Mini-Europe persiste et resigne au Heysel

Un moment pressenti du côté de Waterloo, Big Ben continuera à sonner sur le plateau du Heysel. ©EPA

Thierry Meeùs et Brussels Expo confirment l’accord intervenu la semaine dernière pour prolonger l’exploitation de Mini-Europe jusqu’à son intégration au sein du projet NEO-Europea, qui attend ses permis.

Comme si on avait voulu mettre du piment jusqu'à la dernière bouchée dans cette saga à rebondissements multiples, c’est in extremis, en bombant le torse à tour de rôle, qu’un accord a finalement été couché la semaine dernière, en toute discrétion. Il cadre l’intégration confirmée du parc Mini-Europe existant. Au lieu d'être démonté, il sera intégré au sein du futur projet NEO, qui modifiera profondément le visage du Heysel dans les prochaines années.
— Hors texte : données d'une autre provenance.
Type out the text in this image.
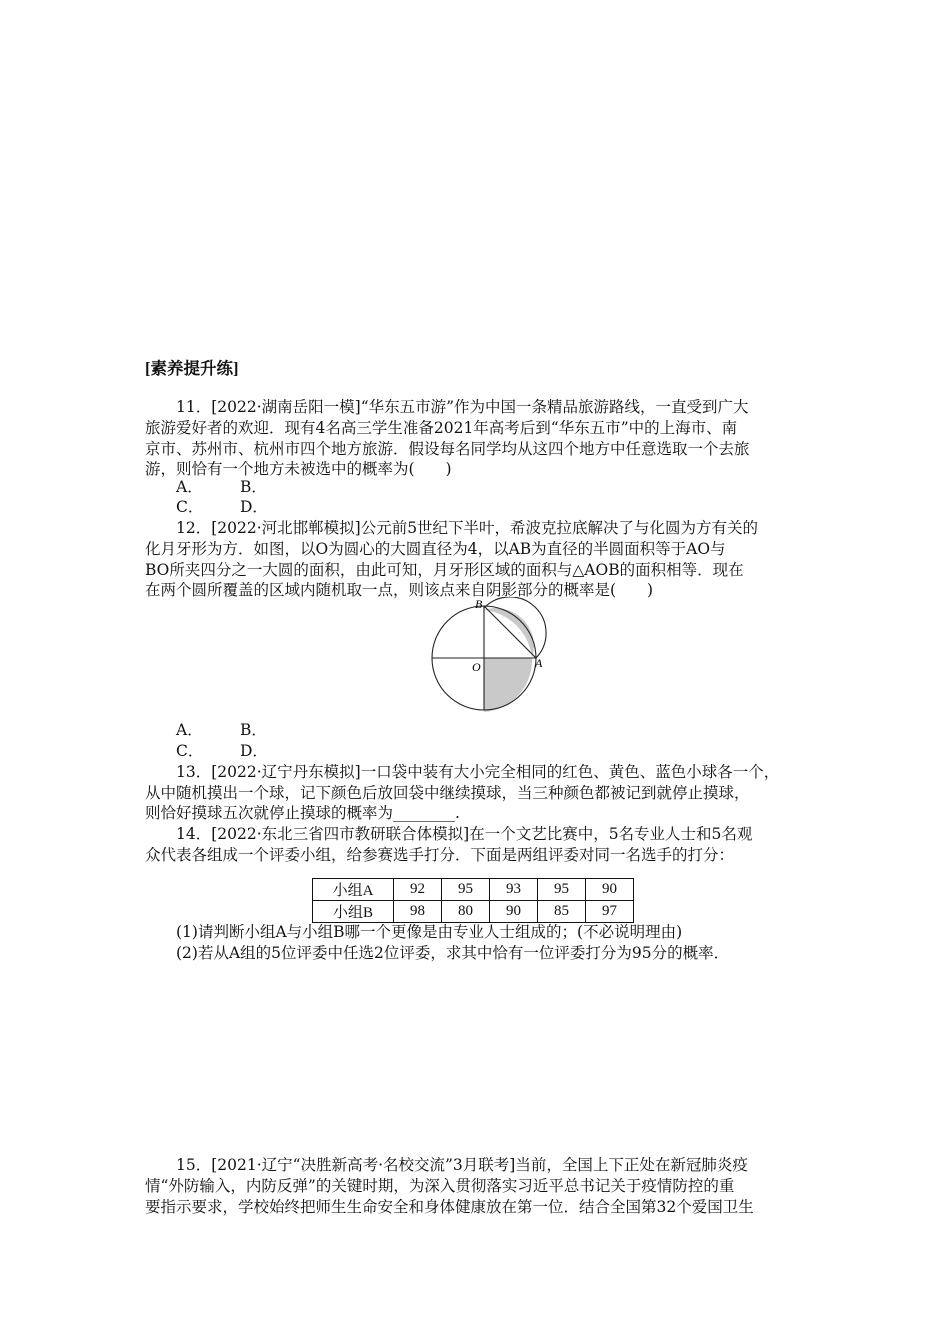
[素养提升练]
11．[2022·湖南岳阳一模]“华东五市游”作为中国一条精品旅游路线，一直受到广大
旅游爱好者的欢迎．现有4名高三学生准备2021年高考后到“华东五市”中的上海市、南
京市、苏州市、杭州市四个地方旅游．假设每名同学均从这四个地方中任意选取一个去旅
游，则恰有一个地方未被选中的概率为(　　)
A． B．
C． D．
12．[2022·河北邯郸模拟]公元前5世纪下半叶，希波克拉底解决了与化圆为方有关的
化月牙形为方．如图，以O为圆心的大圆直径为4，以AB为直径的半圆面积等于AO与
BO所夹四分之一大圆的面积，由此可知，月牙形区域的面积与△AOB的面积相等．现在
在两个圆所覆盖的区域内随机取一点，则该点来自阴影部分的概率是(　　)
B
O	A
A． B．
C． D．
13．[2022·辽宁丹东模拟]一口袋中装有大小完全相同的红色、黄色、蓝色小球各一个，
从中随机摸出一个球，记下颜色后放回袋中继续摸球，当三种颜色都被记到就停止摸球，
则恰好摸球五次就停止摸球的概率为________.
14．[2022·东北三省四市教研联合体模拟]在一个文艺比赛中，5名专业人士和5名观
众代表各组成一个评委小组，给参赛选手打分．下面是两组评委对同一名选手的打分：
小组A	92	95	93	95	90
小组B	98	80	90	85	97
(1)请判断小组A与小组B哪一个更像是由专业人士组成的；(不必说明理由)
(2)若从A组的5位评委中任选2位评委，求其中恰有一位评委打分为95分的概率．
15．[2021·辽宁“决胜新高考·名校交流”3月联考]当前，全国上下正处在新冠肺炎疫
情“外防输入，内防反弹”的关键时期，为深入贯彻落实习近平总书记关于疫情防控的重
要指示要求，学校始终把师生生命安全和身体健康放在第一位．结合全国第32个爱国卫生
Pour y parvenir, Brussels Expo, Unibail-Rodamco-Westfield (URW), qui porte le futur projet NEO-Europea, et Mini-Europe se sont mis autour de la table. Une convention tripartite a été signée, qui cadre la poursuite de l’activité et même le développement de l’offre actuelle du parc touristique.

Mini-Europe 2.0

L’intégration de Mini-Europe au sein du mégaprojet NEO-Europea est donc la surprise des Rois de ce début d'année chaotique: alors qu’on était sur le point de tout délocaliser voire détruire – emplois à la clé – en faisant le constat, plusieurs fois brandi par la famille Meeùs, d’un énorme gâchis humain, commercial et culturel, le scénario est revu à 180 degrés.

Le futur parc de loisirs, logé au pied de l'inamovible Atomium. ©RV DOC

Non seulement on prolonge l’offre actuelle, mais on la gonflera. Les futurs visiteurs pourront donc, annoncent aujourd’hui les signataires, profiter d’une "expérience renouvelée au sein du parc Mini-Europe agrandi et rénové, prenant place aux côtés de futur complexe de cinémas Kinépolis (21 écrans et 4.000 places), d’un parc Spirouland indoor, premier du genre, opéré par la Compagnie des Alpes et de la Cité des Enfants, un futur lieu de découverte qualifié de ludo-pédagogique". 

Investissements au programme

Pour Thierry Meeùs, un énorme gâchis a été évité. ©BELGA

Pour Thierry et Vinciane Meeùs, qui pilotent Mini-Europe, l’accord signé n’assure pas seulement la survie de leur "bébé", âgé de 30 ans aujourd'hui, dans le patrimoine bruxellois, mais il incarne une renaissance. "L’arrivée de NEO-Europea permettra de moderniser toute l’infrastructure et d'y ajouter un nouveau pavillon conçu par l’architecte Jean-Paul Viguier et cofinancé par URW (associé aux Belges Besix et CFE, NDLR), ainsi que de nouvelles zones de parc à développer". 

"L'accord signé permettra de moderniser toute l'infrastructure et d'y ajouter un nouveau pavillon conçu par l'architecte Jean-Paul Viguier."
Thierry Meeùs
Mini-Europe

De son côté, Michel Dessolain, le directeur général Europe du groupe URW, par ailleurs administrateur du projet Europea, salue positivement lui aussi l’accord intervenu. "Il accouchera d’un parc Mini-Europe transformé et modernisé, parfaitement intégré au projet global. Le loisir, qui est dans son ADN, garantira à terme une offre inégalée en Europe, confortée par ce genre de partenariats avec les meilleurs acteurs locaux", précise-t-il.